Originally published on November 13, 2000 and brought to you today as a time capsule.
IBM (NYSE: IBM) and e-commerce software company Mercantec announced that they have formed a partnership to offer the first “pay-as-you-go” e-commerce package to Internet service providers (ISPs).
In a move meant to target the small business sector, Big Blue will provide ISPs who sign up for the program all of the software and hardware necessary to offer e-commerce storefronts to their customers.
After enrolling in the program and paying the upfront costs, ISPs will receive as many servers as they need, and thereafter will be billed only for the number of e-commerce storefronts their customers use.
“The market has been calling for a usage-based pricing option, not only for individual applications, but for the complete range of e-business enablement,” said Per Larsen, vice president of marketing, IBM WebServers.
Customers will receive one IBM B50 rack mounted server, Mercantec’s SoftCart storefront software, credit card handling services, storefront provisioning, and technical support. According to IBM, each server can support up to 200 storefronts.

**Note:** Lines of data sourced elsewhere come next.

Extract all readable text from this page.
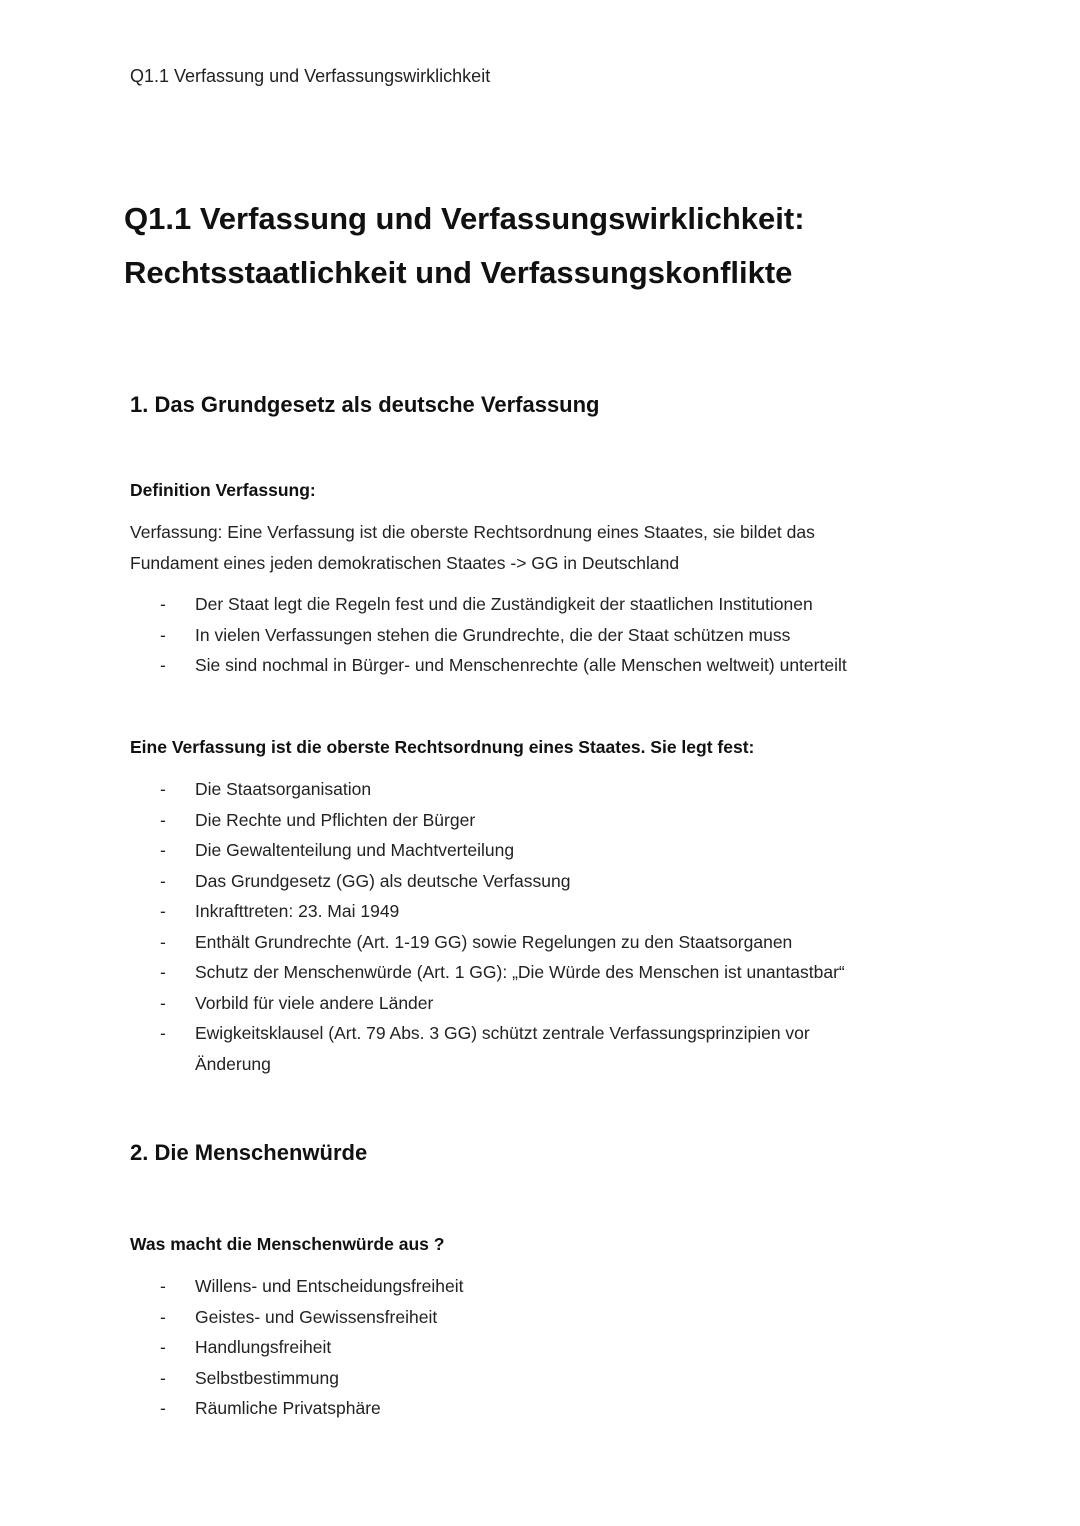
Q1.1 Verfassung und Verfassungswirklichkeit
Q1.1 Verfassung und Verfassungswirklichkeit:
Rechtsstaatlichkeit und Verfassungskonflikte
1. Das Grundgesetz als deutsche Verfassung
Definition Verfassung:

Verfassung: Eine Verfassung ist die oberste Rechtsordnung eines Staates, sie bildet das
Fundament eines jeden demokratischen Staates -> GG in Deutschland

- Der Staat legt die Regeln fest und die Zuständigkeit der staatlichen Institutionen
- In vielen Verfassungen stehen die Grundrechte, die der Staat schützen muss
- Sie sind nochmal in Bürger- und Menschenrechte (alle Menschen weltweit) unterteilt
Eine Verfassung ist die oberste Rechtsordnung eines Staates. Sie legt fest:
- Die Staatsorganisation
- Die Rechte und Pflichten der Bürger
- Die Gewaltenteilung und Machtverteilung
- Das Grundgesetz (GG) als deutsche Verfassung
- Inkrafttreten: 23. Mai 1949
- Enthält Grundrechte (Art. 1-19 GG) sowie Regelungen zu den Staatsorganen
- Schutz der Menschenwürde (Art. 1 GG): „Die Würde des Menschen ist unantastbar“
- Vorbild für viele andere Länder
- Ewigkeitsklausel (Art. 79 Abs. 3 GG) schützt zentrale Verfassungsprinzipien vor
Änderung
2. Die Menschenwürde
Was macht die Menschenwürde aus ?
- Willens- und Entscheidungsfreiheit
- Geistes- und Gewissensfreiheit
- Handlungsfreiheit
- Selbstbestimmung
- Räumliche Privatsphäre
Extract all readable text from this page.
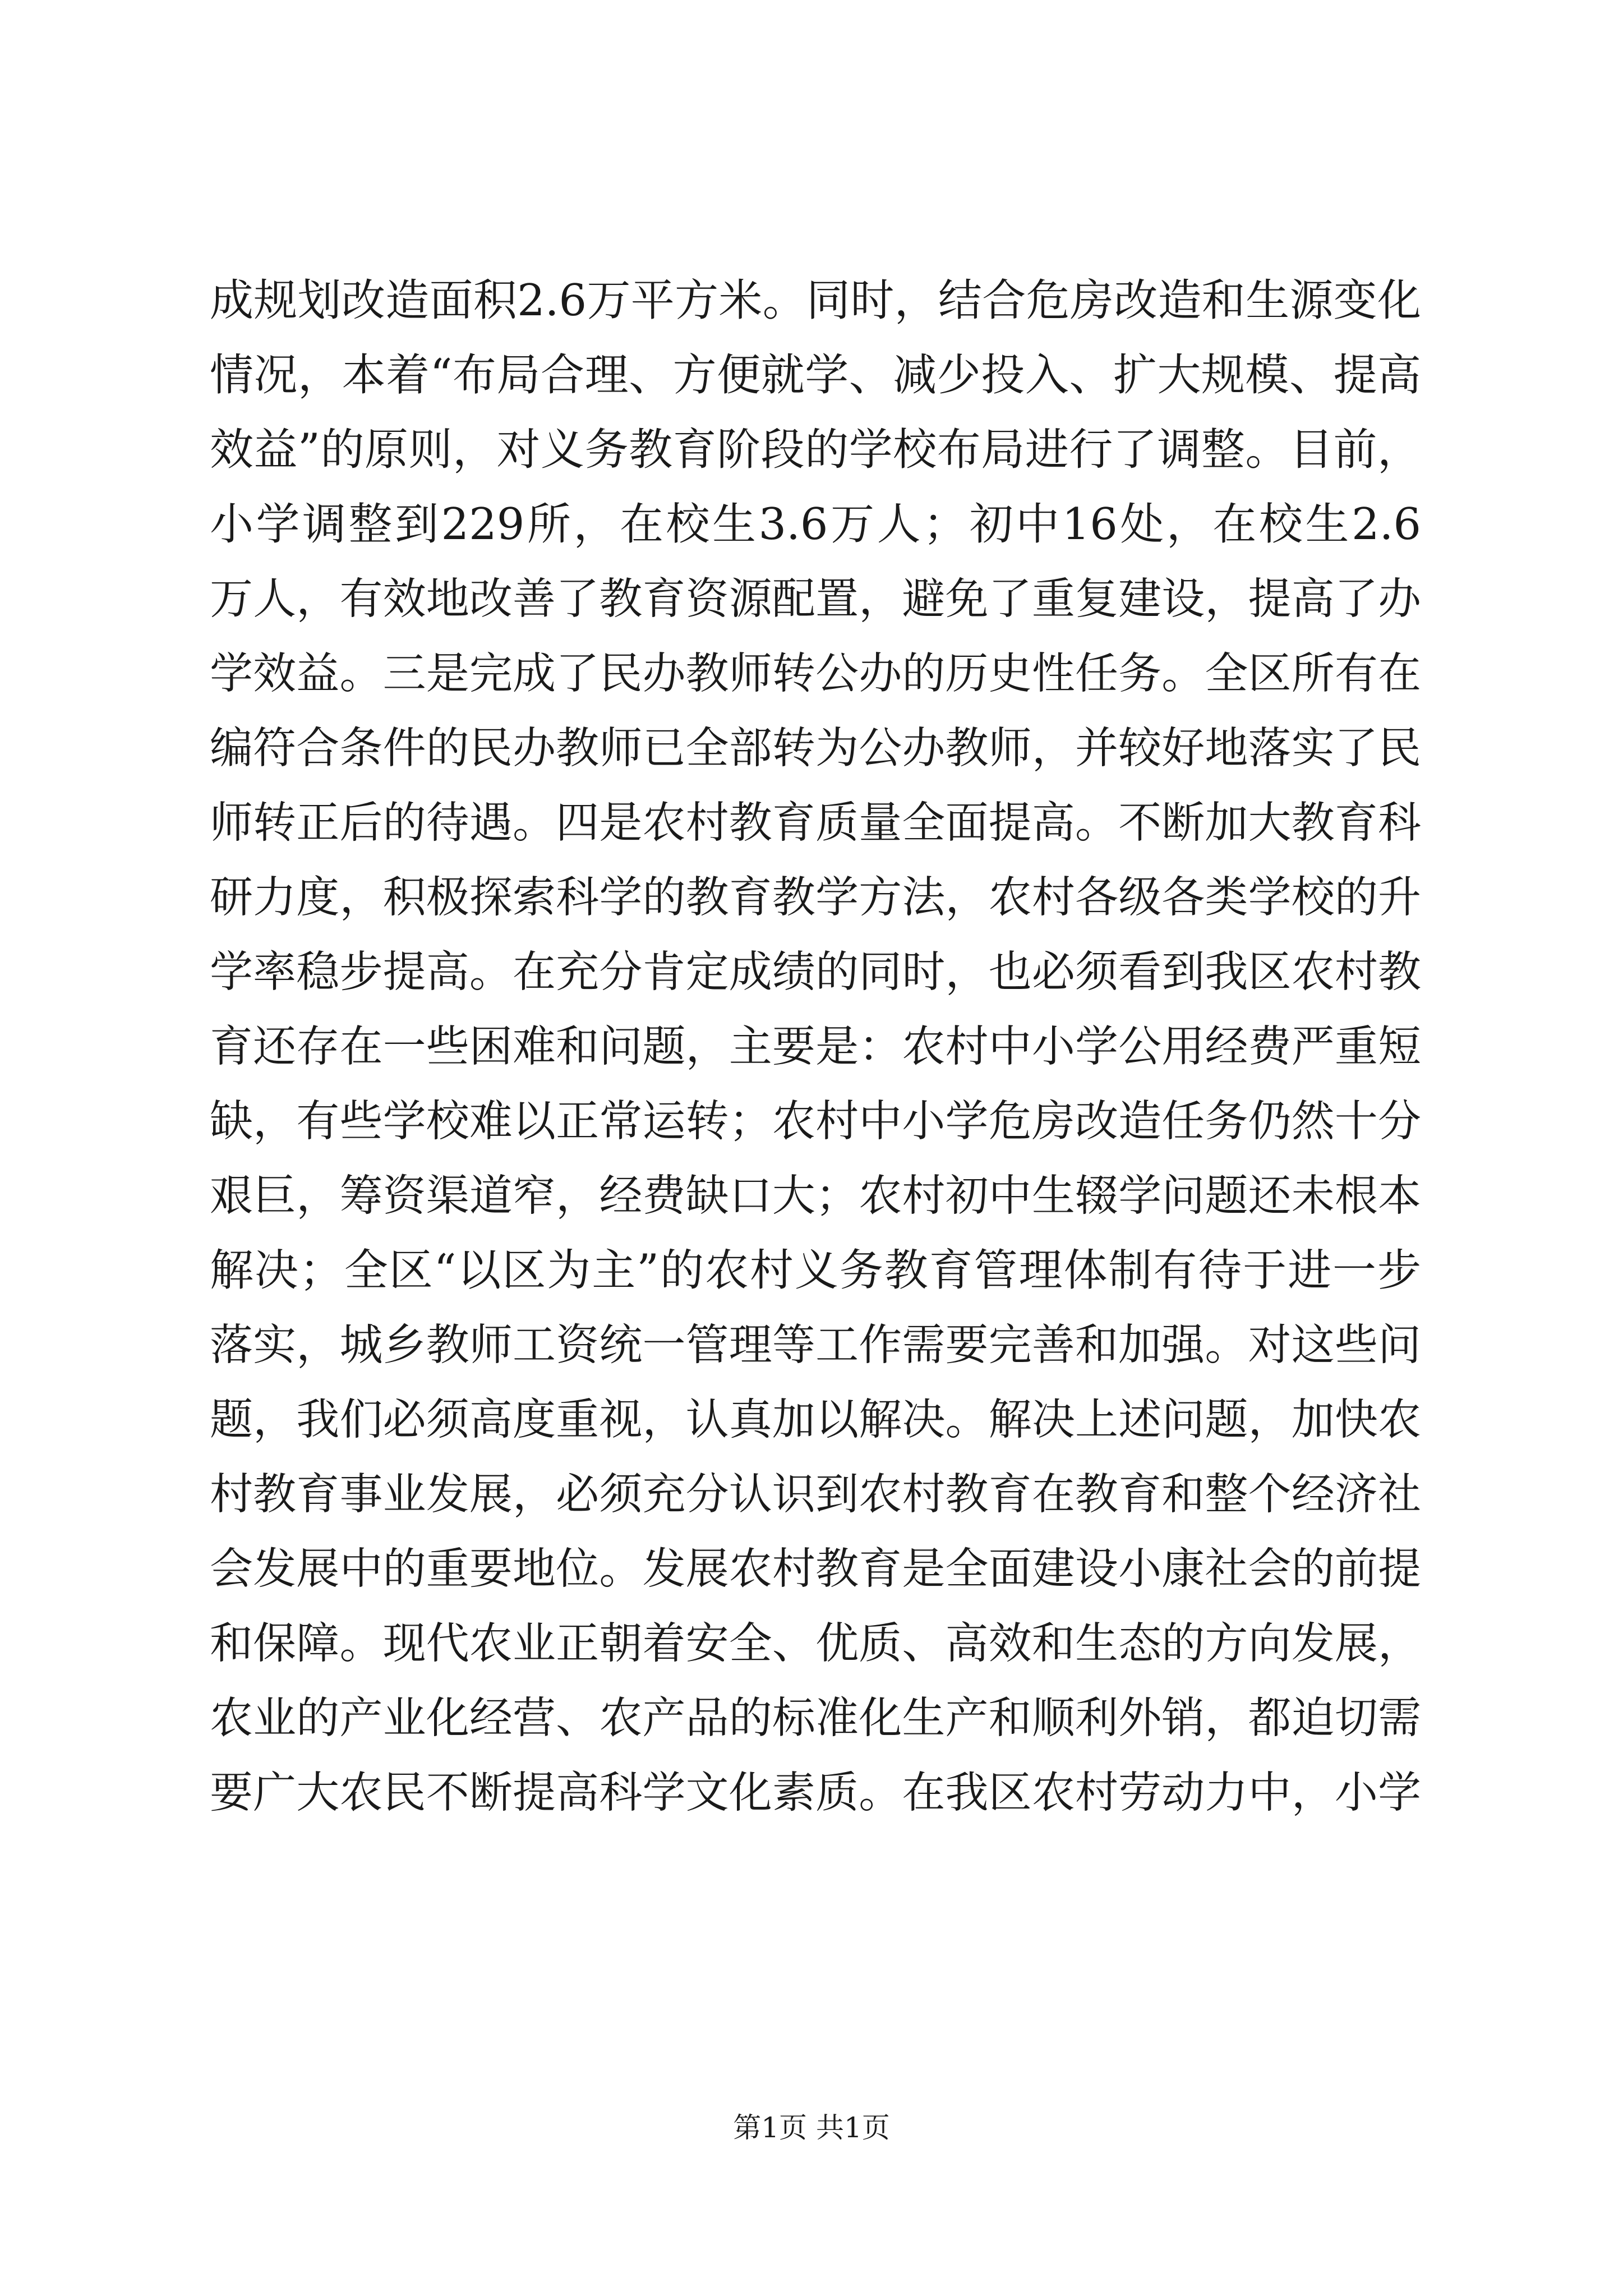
成规划改造面积2.6万平方米。同时，结合危房改造和生源变化
情况，本着“布局合理、方便就学、减少投入、扩大规模、提高
效益”的原则，对义务教育阶段的学校布局进行了调整。目前，
小学调整到229所，在校生3.6万人；初中16处，在校生2.6
万人，有效地改善了教育资源配置，避免了重复建设，提高了办
学效益。三是完成了民办教师转公办的历史性任务。全区所有在
编符合条件的民办教师已全部转为公办教师，并较好地落实了民
师转正后的待遇。四是农村教育质量全面提高。不断加大教育科
研力度，积极探索科学的教育教学方法，农村各级各类学校的升
学率稳步提高。在充分肯定成绩的同时，也必须看到我区农村教
育还存在一些困难和问题，主要是：农村中小学公用经费严重短
缺，有些学校难以正常运转；农村中小学危房改造任务仍然十分
艰巨，筹资渠道窄，经费缺口大；农村初中生辍学问题还未根本
解决；全区“以区为主”的农村义务教育管理体制有待于进一步
落实，城乡教师工资统一管理等工作需要完善和加强。对这些问
题，我们必须高度重视，认真加以解决。解决上述问题，加快农
村教育事业发展，必须充分认识到农村教育在教育和整个经济社
会发展中的重要地位。发展农村教育是全面建设小康社会的前提
和保障。现代农业正朝着安全、优质、高效和生态的方向发展，
农业的产业化经营、农产品的标准化生产和顺利外销，都迫切需
要广大农民不断提高科学文化素质。在我区农村劳动力中，小学
第1页 共1页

Though the program is being touted as a way for ISPs to cut upfront costs, they must pay a US$10,000 initiation fee to cover the cost of technical, educational and marketing services. Additionally, ISPs have to pay a deposit of $5,000 for pre-paid storefront usage fees.
After the initial payment, service providers would be billed $15 to $120 per customer per month, depending on the size of the storefront. IBM is advising ISPs to charge consumers $50 to $200 per month for e-commerce services.
Despite the hefty price of admission, the new program removes signficant upfront costs and risk for the ISPs. For example, the standalone price of the server is $10,000 to $15,000 and Mercantec’s software alone can cost up to $25,000.
Essentially, the plan will allow ISPs of all sizes to implement plug-and-play e-commerce solutions for their end customers.
Mercantec’s Internet commerce solutions are currently used by more than 17,500 merchants worldwide through more than 200 ISPs, including EarthLink, Sprint, Interliant and Telefonica.
“The goal of this program is to provide an immediately deployable business solution,” said IBM vice president Bill Doscas. “We want to be seen as the company that recognizes the changes in the marketplace and responds with programs, alliances and pricing options that allow companies to quickly capitalize on market opportunities.”
Banking on Japan
In separate news, IBM Japan said it is establishing a new company — dubbed Regional Bank Solution and Services — to provide information technology outsourcing services to regional banks in Japan. Big Blue plans to provide operations management, planning, development, and infrastructure maintenance services to the banks.
Slated to launch in early 2001, the new company will assemble in Tokyo in December with a staff of 50 consultants.
So, does anyone know how successful this program was?